How to Write a Query with a Regular Expression in Painless
A note to future me, since I keep forgetting — maybe it’s also useful for others — on how to write:
- a regular expression (or regex)
- in Elasticsearch’s Painless scripting language
- in a query through
runtime_mappings
Example dataset: Extract the top- and second-level domain from a string with subdomains. So how to get cnn.com
from weather.cnn.com
, for example.
Regular Expression #
A tool like regex101.com will make this easier, but plenty of alternatives exist.
A working regular expression would be ^([\w\-]+\.)*([\w\-]+\.\w+){1}$
(without going into further tweaks):
^
must match from the start of the string.(...)
capture everything enclosed and be able to reference it by ID (starting at 1).[...]
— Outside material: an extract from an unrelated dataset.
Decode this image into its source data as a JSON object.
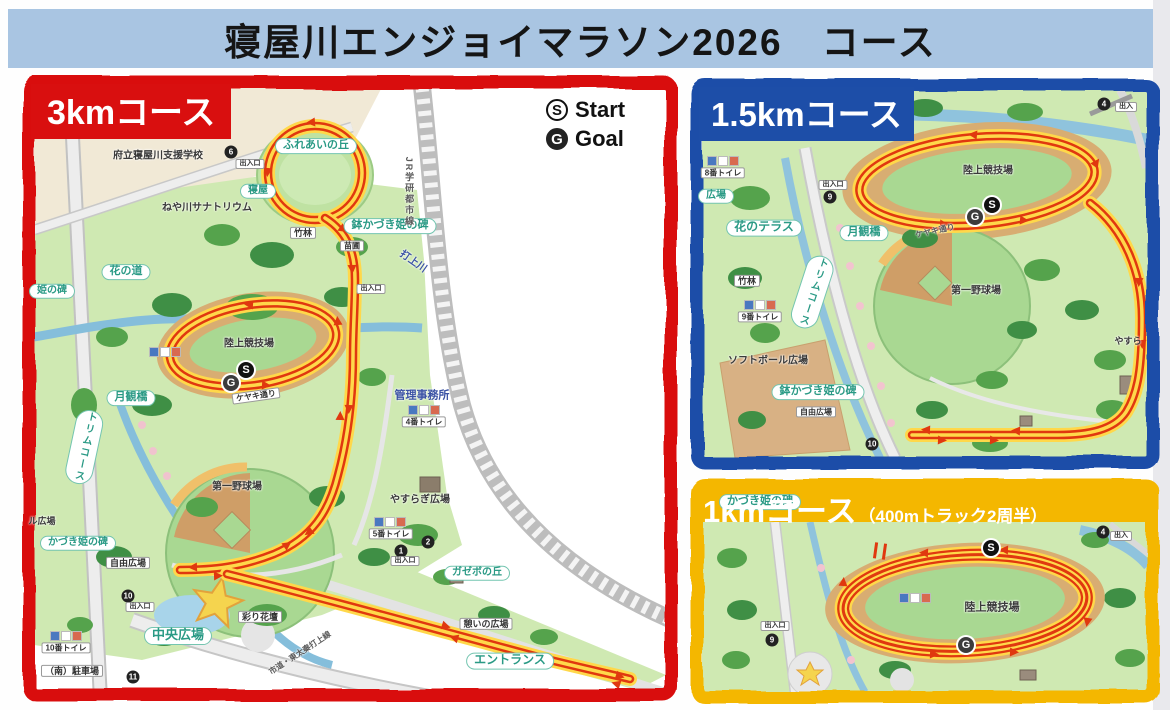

for a group of characters.\w
for any word character.\-
for a dash (which needs to be escaped).+
one or more of it.\.
a dot (which needs to be escaped).*
zero or more of it.{1}
with exactly one occurrence.$
the string must end here.
Runtime Mapping #
Before running the query, a quick test dataset:
PUT test/_doc/1
{
"name": "nba.espn.com"
}
PUT test/_doc/2
{
"name": "weather.CNN.com"
}
PUT test/_doc/3
{
"name": "cnn.com"
}
PUT test/_doc/4
{
"name": "wrong"
}
PUT test/_doc/5
{
"no-name": "cnn.com"
}
PUT test/_doc/6
{
"name": "some.more.sub-d0mains.com"
}
And then the query:
GET test/_search
{
"runtime_mappings": {
"domain": {
"type": "keyword",
"script": """
if(doc["name.keyword"].size()>0){
def domainLevel = /^([\w\-]+\.)*([\w\-]+\.\w+){1}$/.matcher(doc["name.keyword"].value);
if(domainLevel.matches()) {
emit(domainLevel.group(2));
}
}
"""
}
},
"query": {
"match_all": { }
},
"fields": ["domain"]
}
The most important parts:
"runtime_mappings"
to add the Painless script at query time."domain"
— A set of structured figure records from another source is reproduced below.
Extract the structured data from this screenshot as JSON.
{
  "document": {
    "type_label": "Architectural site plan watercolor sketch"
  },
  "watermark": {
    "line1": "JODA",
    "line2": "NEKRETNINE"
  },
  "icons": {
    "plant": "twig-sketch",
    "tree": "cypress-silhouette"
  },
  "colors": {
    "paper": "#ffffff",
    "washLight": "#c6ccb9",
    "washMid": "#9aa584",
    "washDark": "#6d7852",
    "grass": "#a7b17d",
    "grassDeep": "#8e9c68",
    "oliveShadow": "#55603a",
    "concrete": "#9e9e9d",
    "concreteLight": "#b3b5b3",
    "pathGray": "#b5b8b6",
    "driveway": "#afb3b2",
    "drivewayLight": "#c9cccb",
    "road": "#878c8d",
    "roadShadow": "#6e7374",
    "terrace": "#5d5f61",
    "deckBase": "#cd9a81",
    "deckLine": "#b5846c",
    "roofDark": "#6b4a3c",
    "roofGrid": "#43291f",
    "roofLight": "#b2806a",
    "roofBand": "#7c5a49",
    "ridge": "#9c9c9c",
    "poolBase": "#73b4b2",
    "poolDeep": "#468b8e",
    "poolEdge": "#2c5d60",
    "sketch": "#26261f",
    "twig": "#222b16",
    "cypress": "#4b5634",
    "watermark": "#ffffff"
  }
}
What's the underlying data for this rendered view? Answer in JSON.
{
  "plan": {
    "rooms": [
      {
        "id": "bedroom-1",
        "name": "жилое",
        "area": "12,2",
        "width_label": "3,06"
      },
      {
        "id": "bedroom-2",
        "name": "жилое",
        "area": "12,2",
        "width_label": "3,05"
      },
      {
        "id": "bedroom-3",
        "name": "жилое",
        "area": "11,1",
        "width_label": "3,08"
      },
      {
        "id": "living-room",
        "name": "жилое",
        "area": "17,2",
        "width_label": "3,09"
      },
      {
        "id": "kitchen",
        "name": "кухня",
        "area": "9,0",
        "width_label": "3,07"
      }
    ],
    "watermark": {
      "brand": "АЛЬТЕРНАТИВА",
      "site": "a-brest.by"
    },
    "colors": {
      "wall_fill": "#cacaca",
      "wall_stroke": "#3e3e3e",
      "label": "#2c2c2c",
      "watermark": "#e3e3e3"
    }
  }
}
is the name of the newly created runtime field."type": "keyword"
and its data type.if(doc["name.keyword"].size()>0)
being on the safe side that the field exists./^([\w\-]+\.)*([\w\-]+\.\w+){1}$/
the unquoted regular expression between forward slashes..matcher(doc["name.keyword"].value
matching on the value of the indexedkeyword
(rather than atext
field).if(domainLevel.matches())
if there is a match.emit(domainLevel.group(2))
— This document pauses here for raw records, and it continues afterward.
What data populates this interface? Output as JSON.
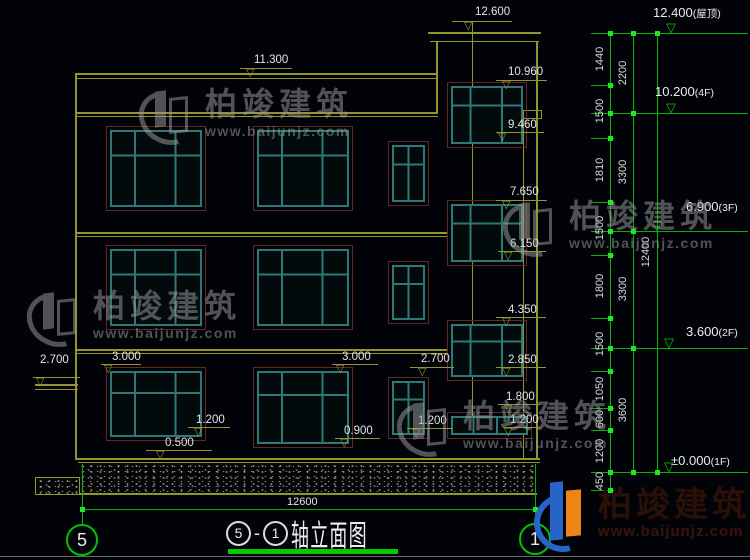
{
  "icons": {
    "tri": "▽"
  },
  "watermark": {
    "name": "柏竣建筑",
    "url": "www.baijunjz.com"
  },
  "brand": {
    "name": "柏竣建筑",
    "url": "www.baijunjz.com"
  },
  "title": {
    "left_axis": "5",
    "sep": "-",
    "right_axis": "1",
    "text": "轴立面图"
  },
  "axes": {
    "left": "5",
    "right": "1"
  },
  "dims": {
    "bottom_width": "12600",
    "total": "12400",
    "inner": [
      "1440",
      "1500",
      "1810",
      "1500",
      "1800",
      "1500",
      "1050",
      "600",
      "1200",
      "450"
    ],
    "floors": [
      "2200",
      "3300",
      "3300",
      "3600"
    ]
  },
  "levels": [
    {
      "v": "12.400",
      "s": "(屋顶)"
    },
    {
      "v": "10.200",
      "s": "(4F)"
    },
    {
      "v": "6.900",
      "s": "(3F)"
    },
    {
      "v": "3.600",
      "s": "(2F)"
    },
    {
      "v": "±0.000",
      "s": "(1F)"
    }
  ],
  "facade_marks": [
    "12.600",
    "11.300",
    "10.960",
    "9.460",
    "7.650",
    "6.150",
    "4.350",
    "2.850",
    "2.700",
    "3.000",
    "3.000",
    "2.700",
    "1.200",
    "0.500",
    "0.900",
    "1.200",
    "1.800",
    "1.200"
  ]
}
emitting the second group of the matched regular expression."match_all"
searching across all documents."fields": ["domain"]
explicitly includes the extracted runtime field in the search results, which wouldn’t be the case otherwise.
The result (shortened for easier readability) is then:
{
"_source" : {
"name" : "nba.espn.com"
},
"fields" : {
"domain" : [
"espn.com"
]
}
},
{
"_source" : {
"name" : "weather.CNN.com"
},
"fields" : {
"domain" : [
"CNN.com"
]
}
},
{
"_source" : {
"name" : "cnn.com"
},
"fields" : {
"domain" : [
"cnn.com"
]
}
},
{
"_source" : {
"name" : "wrong"
}
},
{
"_source" : {
"no-name" : "cnn.com"
}
},
{
"_source" : {
"name" : "some.more.sub-d0mains.com"
},
"fields" : {
"domain" : [
"sub-d0mains.com"
]
}
}
PS: Remember, the plural of regex is regret. Use with caution 🫠